Schwäbische Zeitung (Sigmaringen)
Wann kommt der Impfstoff gegen SARS-CoV-2?
RAVENSBURG - Wie lange dauert es, bis ein Impfstoff gegen das Coronavirus gefunden ist? Daniel Hadrys hat darüber mit Thomas Mertens gesprochen, Virologe und Vorsitzender der Ständigen Impfkommission des Robert-KochInstituts.
Derzeit forschen viele Mediziner an einem Impfstoff gegen das SARS-CoV-2-Virus. Wie lange dauert es für gewöhnlich, bis nach dem ersten Auftreten eines neuartigen Krankheitserregers ein Impfstoff gefunden ist?
Den Begriff „gewöhnlich“muss man streichen. Gerade in den letzten Jahren haben sich die Möglichkeiten – auch seit dem Auftreten von Ebola – erheblich verbessert. Man hat sogenannte Plattformen für die Forschung konstruiert. Mit ihnen ist es schneller möglich geworden, Impfstoffe zu entwickeln und herzustellen. Normalerweise würde es Jahre dauern, bis man einen Impfstoff in die Produktion geben kann. Jetzt hofft man, dass man durch eine Verkürzung der notwendigen Schritte vielleicht ein Jahr braucht, um den Impfstoff anwenden zu können.
Der Virologe der Berliner Charité, Christian Drosten, fordert, die Regularien für die Entwicklung eines Impfstoffs gegen das Coronavirus zu lockern. Stimmen Sie ihm zu?
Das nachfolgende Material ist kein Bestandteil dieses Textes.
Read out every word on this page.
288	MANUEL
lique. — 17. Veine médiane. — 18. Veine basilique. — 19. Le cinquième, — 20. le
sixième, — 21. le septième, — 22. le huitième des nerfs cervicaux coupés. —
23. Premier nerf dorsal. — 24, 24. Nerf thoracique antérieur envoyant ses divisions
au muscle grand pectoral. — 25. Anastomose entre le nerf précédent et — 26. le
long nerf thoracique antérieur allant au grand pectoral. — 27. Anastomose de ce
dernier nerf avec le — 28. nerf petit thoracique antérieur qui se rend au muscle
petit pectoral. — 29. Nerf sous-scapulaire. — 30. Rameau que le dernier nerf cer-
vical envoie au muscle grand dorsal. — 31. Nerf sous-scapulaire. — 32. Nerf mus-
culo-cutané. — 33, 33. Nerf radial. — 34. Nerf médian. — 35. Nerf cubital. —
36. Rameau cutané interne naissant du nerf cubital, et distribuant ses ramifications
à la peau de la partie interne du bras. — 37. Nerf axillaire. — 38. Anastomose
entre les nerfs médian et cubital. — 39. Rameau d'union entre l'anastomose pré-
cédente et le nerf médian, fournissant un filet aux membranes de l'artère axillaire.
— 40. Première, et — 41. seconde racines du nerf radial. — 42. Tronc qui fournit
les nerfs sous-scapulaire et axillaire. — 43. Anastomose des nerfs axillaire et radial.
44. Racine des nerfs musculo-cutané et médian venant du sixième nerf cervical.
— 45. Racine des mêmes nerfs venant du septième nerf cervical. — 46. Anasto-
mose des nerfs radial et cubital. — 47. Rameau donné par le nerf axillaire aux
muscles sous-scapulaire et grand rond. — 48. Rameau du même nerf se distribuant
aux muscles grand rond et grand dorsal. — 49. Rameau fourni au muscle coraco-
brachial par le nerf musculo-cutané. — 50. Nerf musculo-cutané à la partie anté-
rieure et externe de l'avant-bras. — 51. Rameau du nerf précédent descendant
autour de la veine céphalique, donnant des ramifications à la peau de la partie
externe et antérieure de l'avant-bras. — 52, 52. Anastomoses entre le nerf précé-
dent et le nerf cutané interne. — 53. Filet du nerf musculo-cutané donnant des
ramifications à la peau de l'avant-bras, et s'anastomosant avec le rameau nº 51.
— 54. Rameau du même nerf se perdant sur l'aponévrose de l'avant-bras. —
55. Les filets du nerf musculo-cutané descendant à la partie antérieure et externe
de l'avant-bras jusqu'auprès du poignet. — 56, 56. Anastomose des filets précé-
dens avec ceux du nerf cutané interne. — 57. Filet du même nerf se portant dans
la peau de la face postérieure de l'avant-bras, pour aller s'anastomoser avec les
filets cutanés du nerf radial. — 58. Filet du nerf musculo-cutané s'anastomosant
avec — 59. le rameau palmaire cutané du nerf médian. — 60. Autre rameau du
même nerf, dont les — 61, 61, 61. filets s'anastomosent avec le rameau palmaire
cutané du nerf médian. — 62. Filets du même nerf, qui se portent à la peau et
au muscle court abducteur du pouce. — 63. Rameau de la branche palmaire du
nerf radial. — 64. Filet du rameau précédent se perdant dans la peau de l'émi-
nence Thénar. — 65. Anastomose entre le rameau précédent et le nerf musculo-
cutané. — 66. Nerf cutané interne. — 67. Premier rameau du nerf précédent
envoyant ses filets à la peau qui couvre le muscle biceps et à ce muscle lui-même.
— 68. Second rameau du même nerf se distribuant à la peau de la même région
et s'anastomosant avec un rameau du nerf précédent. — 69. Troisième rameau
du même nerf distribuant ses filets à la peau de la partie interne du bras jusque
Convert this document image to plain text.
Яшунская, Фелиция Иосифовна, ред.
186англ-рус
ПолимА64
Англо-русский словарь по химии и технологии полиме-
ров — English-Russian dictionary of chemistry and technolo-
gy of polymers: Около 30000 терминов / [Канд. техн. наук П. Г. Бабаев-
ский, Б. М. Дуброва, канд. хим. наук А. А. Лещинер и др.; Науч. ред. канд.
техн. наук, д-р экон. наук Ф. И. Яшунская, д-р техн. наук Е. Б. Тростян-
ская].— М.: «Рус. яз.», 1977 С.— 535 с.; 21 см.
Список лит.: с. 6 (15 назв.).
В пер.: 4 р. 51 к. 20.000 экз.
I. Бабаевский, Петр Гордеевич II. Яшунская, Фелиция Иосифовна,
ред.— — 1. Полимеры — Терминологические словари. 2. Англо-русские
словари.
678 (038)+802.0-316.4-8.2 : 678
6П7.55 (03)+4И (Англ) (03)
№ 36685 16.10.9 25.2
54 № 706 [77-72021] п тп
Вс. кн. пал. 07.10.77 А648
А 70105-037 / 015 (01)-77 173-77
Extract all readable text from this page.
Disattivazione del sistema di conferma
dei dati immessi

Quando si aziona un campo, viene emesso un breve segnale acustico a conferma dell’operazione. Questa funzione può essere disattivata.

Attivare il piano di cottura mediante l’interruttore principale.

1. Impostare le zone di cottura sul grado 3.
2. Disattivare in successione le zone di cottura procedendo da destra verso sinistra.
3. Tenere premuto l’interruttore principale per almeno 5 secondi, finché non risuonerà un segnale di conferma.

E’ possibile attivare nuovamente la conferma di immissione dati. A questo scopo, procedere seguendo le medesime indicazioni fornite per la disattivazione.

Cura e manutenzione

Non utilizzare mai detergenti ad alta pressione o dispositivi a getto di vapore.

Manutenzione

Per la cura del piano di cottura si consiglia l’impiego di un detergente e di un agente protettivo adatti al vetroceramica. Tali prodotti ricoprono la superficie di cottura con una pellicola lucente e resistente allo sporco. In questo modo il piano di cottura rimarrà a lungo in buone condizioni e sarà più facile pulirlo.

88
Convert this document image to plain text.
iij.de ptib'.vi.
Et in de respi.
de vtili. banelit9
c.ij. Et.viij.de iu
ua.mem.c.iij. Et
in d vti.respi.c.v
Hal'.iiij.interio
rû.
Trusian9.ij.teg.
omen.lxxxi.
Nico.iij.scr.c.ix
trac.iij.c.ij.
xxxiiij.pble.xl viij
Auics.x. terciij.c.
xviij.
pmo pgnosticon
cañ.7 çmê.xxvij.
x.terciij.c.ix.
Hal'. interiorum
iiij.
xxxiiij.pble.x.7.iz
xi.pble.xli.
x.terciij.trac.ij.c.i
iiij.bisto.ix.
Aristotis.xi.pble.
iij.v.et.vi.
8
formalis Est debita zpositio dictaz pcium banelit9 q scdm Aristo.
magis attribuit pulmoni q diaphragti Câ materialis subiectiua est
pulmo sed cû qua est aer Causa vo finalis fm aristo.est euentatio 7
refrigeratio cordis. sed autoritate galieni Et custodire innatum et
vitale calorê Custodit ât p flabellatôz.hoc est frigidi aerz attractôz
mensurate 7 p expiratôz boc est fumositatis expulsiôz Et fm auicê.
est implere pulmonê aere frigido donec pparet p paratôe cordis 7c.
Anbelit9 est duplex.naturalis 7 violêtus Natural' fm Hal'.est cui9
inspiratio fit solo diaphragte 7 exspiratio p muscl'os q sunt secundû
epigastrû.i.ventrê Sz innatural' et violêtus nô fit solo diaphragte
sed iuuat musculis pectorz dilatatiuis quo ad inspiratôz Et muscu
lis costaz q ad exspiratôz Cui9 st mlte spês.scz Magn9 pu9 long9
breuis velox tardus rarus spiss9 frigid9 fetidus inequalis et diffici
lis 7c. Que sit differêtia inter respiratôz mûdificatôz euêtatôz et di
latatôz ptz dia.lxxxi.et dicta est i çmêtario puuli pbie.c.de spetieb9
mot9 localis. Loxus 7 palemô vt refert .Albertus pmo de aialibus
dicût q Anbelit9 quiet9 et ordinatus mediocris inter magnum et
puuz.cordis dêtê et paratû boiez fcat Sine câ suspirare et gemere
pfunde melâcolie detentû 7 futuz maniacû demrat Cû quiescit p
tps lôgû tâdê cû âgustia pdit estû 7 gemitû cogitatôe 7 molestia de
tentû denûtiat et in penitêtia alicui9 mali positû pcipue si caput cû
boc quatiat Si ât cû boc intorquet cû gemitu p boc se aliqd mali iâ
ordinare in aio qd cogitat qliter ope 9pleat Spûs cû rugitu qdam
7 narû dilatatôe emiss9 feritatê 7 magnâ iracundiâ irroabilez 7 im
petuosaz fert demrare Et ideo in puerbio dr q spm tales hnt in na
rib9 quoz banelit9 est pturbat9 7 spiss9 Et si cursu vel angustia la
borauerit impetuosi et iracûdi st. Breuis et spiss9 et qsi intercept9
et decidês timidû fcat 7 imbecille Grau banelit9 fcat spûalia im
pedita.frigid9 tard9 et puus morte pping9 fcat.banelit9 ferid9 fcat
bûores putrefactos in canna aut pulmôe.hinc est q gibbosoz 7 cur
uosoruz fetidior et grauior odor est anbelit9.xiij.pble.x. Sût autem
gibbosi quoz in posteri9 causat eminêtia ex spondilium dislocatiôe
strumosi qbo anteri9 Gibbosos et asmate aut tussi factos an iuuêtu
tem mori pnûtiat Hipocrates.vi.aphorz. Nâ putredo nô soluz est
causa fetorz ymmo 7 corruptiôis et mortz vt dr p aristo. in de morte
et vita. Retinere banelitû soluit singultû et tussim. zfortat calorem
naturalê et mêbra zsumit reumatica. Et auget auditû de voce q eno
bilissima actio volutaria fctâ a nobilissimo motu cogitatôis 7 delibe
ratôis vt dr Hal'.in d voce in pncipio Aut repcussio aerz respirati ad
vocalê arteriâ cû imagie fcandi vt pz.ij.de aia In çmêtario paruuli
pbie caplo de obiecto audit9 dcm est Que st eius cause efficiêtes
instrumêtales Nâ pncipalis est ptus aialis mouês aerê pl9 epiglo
Ich kann diese Forderung sehr gut verstehen. Zu sehr abkürzen darf man die Entwicklung und Prüfung aber nicht. Alle Impfstoffe müssen effektiv und zugleich sehr sicher sein. Man muss einen Mittelweg gehen, was auch im Sinne der Bevölkerung wichtig ist. Denn die aktuelle Situation geht irgendwann vorbei. Wenn sich aber herausstellt, dass man etwas verabreicht hat, das Nebenwirkungen hat oder nicht effektiv war, würde man sehr viel berechtigte Kritik auf sich laden. Man muss sich sehr genau überlegen, welche vorgeschriebenen Schritte vereinfacht und verkürzt werden können. Wir wollen unbedingt sehr sichere Impfstoffe haben. Das muss durch ausreichende Prüfung gewährleistet sein.
Welche Ansätze gibt es?
Es gibt – soweit ich weiß – derzeit 46 Programme zur Impfstoffentwicklung. Sie verfolgen unterschiedliche Strategien. Das Virus wird entweder in Zellkulturen hergestellt und dann inaktiviert, um daraus einen Impfstoff herzustellen. Dieses Verfahren wird beispielsweise für den gebräuchlichen Impfstoff gegen Kinderlähmung oder Hepatitis-A genutzt. Es gibt auch die Möglichkeit, sogenannte Vektoren zu verwenden. Dabei wird zum
Beispiel ein Affen-Adenovirus mit entsprechenden Antigenen für das Coronavirus aufgerüstet. Gentechnisch kann man außerdem kleine Proteine des Virus (sog. Antigene) herstellen, um diese als Impfstoff zu nutzen. In den USA wurde zudem einer ersten Probandin ein RNAImpfstoff injiziert. Dabei spritzt man dem Impfling kein Protein mehr, sondern nur noch die genetische Informationen für ein Virusprotein. Der Körper muss das Protein und die Antikörper dagegen dann selbst herstellen. Diese Strategie verfolgt auch die Tübinger Biopharma-Firma. Der Vorteil dieses Verfahrens liegt auf der Hand: Man kann in kurzer Zeit große Mengen an Impfstoff herstellen, weil man z.B. keine Zellkultur braucht. Das Problem dabei ist: Es gibt noch keinen zugelassenen Impfstoff auf dieser Basis für den Menschen. Da müsste man genau wissen, ob er effektiv ist oder unerwünschte Nebenwirkungen hat.